Average pre-tax incomes in 2006 jumped by about $60,000 (5.8 percent) for the top 1 percent of households, but just $430 (1.4 percent) for the bottom 90 percent, after adjusting for inflation, according to a new update in the groundbreaking series on income inequality by economists Thomas Piketty and Emmanuel Saez. Their analysis of newly released IRS data shows that in 2006, the shares of the nation’s income flowing to the top 1 percent and top 0.1 percent of households were higher than in any year since 1928.
Average Income in 2006 up $60,000 for Top 1 Percent of Households, Just $430 for Bottom 90 Percent. Chye-Ching Huang and Chad Stone, Center for Budget and Policy Priorities
I was watching Fox News on Saturday, after Senator Obama’s vice-presidential announcement, and William Crystal, that weird rolly-polly gnome of the right, called Senator Biden the perfect candidate to start the class war. They mean, of course, that Biden is pro-union and pro-women, generally speaking, and can start hammering away at McCain’s “welfare for the rich” economic programs.

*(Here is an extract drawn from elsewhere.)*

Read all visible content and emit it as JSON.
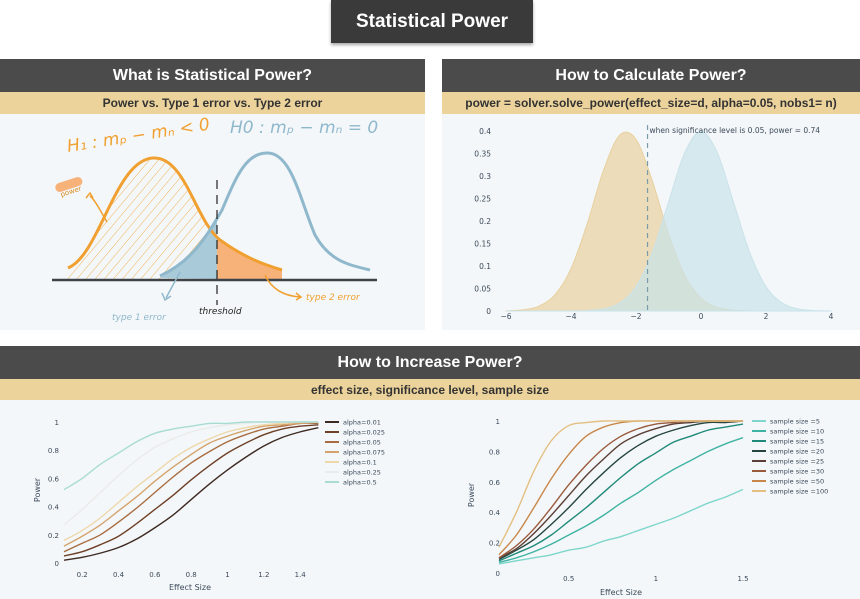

It’s classic right-wing rhetorical Judo, as Huang and Stone’s work shows. You take the truth– that there’s been a radical shift of wealth from the poor, working, and middle-classes to the rich– and you insist on the opposite. If you repeat it often enough, it starts to sound like the truth. The farther you get from the actual truth, you more you need to exaggerate. Thus, “The Audacity of Socialism.”